Num palco quase vazio, ocupado não mais do que por uma poltrona, uma mulher e suas palavras, o que é dito tem espaço para se dilatar, chegando aos ouvidos da plateia com muita concretude, e o modo como se diz é que desenha as nuances e seduz a escuta. Sob a narrativa forjada por Dóris Lessing e abocanhada por Amanda, de algum modo Madame Bovary (1857) faz-se presente, amadrinhando a história de desabamento emocional da personagem que a atriz assume ora em primeira, ora em terceira pessoa. Emma Bovary c’est moi? É aqui? Ainda, agora? Sim e não, talvez possa-se responder, considerando que algo da condição da mulher na sociedade permanece, mas o tempo passou e, diferente da personagem criada por Gustave Flaubert (1821-1880), essa mulher de 1978 e de 2017 já não busca em outro homem um ideal de romance extraconjugal que lhe acene com a promessa da felicidade.
Sua crise é contemporânea: a dessa mulher inteligente, informada, emancipada e crítica que crê provisoriamente que tais qualidades lhe permitirão desenvolver uma relação amorosa saudável com um homem igualmente inteligente e de mente aberta. Dois progressistas, dispostos a serem companheiros sem se sufocar com os padrões nocivos de comportamento vigentes numa sociedade ainda tão patriarcal, mas na qual existem mulheres e homens em busca de relações mais igualitárias. Dispostos a viver seus desejos e a não perder a sanidade diante de atos não monogâmicos. Dispostos a compreender e a respeitar o espaço do outro, a diferença do outro. Como se pudessem estabelecer, entre um homem e uma mulher, uma relação de forças equilibrada.
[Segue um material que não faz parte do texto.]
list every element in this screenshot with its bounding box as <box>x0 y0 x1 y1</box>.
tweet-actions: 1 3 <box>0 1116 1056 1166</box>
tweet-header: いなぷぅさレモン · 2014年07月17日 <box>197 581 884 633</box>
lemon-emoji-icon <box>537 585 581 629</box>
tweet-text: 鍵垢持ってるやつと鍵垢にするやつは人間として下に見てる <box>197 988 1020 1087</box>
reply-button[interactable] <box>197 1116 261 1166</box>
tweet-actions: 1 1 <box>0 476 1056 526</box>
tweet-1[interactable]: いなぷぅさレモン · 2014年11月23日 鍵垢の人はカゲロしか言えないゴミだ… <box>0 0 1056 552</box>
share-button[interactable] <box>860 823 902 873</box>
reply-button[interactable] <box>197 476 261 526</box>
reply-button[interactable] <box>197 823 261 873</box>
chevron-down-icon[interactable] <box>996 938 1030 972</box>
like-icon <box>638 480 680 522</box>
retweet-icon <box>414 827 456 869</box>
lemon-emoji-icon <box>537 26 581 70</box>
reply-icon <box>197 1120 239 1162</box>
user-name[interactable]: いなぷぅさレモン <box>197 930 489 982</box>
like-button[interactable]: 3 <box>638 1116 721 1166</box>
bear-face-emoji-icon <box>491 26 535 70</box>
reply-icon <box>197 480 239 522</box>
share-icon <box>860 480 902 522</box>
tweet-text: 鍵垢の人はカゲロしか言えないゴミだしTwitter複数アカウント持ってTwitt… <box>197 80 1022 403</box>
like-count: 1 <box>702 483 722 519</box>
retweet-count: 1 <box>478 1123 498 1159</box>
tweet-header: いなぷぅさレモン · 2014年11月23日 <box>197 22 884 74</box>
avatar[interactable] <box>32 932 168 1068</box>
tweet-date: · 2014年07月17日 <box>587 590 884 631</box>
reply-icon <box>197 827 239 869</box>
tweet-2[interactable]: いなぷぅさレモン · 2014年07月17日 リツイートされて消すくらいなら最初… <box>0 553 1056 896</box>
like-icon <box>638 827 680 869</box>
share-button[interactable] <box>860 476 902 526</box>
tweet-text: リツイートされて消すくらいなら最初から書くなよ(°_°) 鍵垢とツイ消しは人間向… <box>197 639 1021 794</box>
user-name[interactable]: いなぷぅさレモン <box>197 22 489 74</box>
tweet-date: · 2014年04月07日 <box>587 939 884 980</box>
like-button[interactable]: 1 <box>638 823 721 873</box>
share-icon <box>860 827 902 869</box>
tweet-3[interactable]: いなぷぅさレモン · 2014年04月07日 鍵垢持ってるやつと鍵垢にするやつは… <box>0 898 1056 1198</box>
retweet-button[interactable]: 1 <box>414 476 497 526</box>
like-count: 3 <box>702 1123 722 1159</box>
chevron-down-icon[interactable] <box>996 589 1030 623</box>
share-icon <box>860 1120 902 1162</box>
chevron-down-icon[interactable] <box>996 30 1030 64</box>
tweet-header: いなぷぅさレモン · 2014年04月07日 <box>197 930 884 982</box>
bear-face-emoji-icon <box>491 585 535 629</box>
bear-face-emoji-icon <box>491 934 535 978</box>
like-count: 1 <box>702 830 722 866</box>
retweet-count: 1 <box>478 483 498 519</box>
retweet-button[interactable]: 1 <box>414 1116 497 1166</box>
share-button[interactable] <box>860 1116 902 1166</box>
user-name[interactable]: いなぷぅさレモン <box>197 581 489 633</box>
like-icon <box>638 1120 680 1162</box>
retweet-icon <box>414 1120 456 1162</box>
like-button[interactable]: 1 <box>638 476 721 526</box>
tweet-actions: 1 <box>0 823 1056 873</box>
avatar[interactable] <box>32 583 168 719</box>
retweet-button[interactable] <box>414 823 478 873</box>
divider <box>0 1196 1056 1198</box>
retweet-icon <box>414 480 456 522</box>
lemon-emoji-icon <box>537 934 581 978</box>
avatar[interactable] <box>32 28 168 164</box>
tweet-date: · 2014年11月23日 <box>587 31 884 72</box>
Dóris Lessing arma essa situação protegendo seus personagens das ingenuidades correntes (ou dos machismos mais toscos), para confrontá-los com os conflitos ainda mais insolúveis de um encontro amoroso heterossexual, especialmente um em que as diferenças sexuais ainda nos colocam diante do fato biológico de que só a mulher é capaz de parir e amamentar. E caso escolha esse destino – a maternidade – enfrentará o nosso despreparo cultural e social para viver essa experiência a dois sem a sobrecarga de um(a).
Ao eleger essa narrativa para seu solo, Amanda Lyra direciona nossa atenção sobre uma das principais nódoas persistentes no projeto feminista contemporâneo. Este, ao priorizar a crítica à maternidade compulsória, por vezes desguarnece a necessidade de se inventar modos de maternidade e paternidade menos sufocantes para as mulheres, que superem a narrativa da “superfêmea” que se contorce para “dar conta de tudo”.
Sim, é preciso que haja a opção de não ter filhos, e com ela, apesar das perdas ou cobranças sociais, vem uma maior autonomia da mulher sobre o seu tempo e destino. Quantas da geração em idade fértil no fim dos 1970 (como a personagem) não escolheram esse caminho para não se perderem de si? Porém, a maternidade precisa permanecer também uma escolha para que a mulher seja livre. Mas uma sociedade que não valoriza a forma como cada ser humano vem à vida, e na qual a paternidade é a mais oca das instituições, não é um lugar seguro para uma mulher ser mãe. Eis o papel a ser reinventado.
Das sutilezas
Escrito antes da publicação de “Problemas de Gênero” (1990) por Judith Butler, o “Quarto 19” sobrevive contundente porque desenha uma situação nada maniqueísta da inadequação de uma mulher (cisgênero e heterossexual) às expectativas construídas socialmente, inclusive por ela mesma. A simplicidade formal com que isso se apresenta deixa vibrar a complexidade gerada por o embate se dar com a figura de um marido distante da representação estereotipada do machista, cujas falhas são mais sutis. E os problemas que surgem, aparentemente menores, menos melodramáticos, são da ordem do desencontro entre diferenças não só individuais, mas de papéis sociais.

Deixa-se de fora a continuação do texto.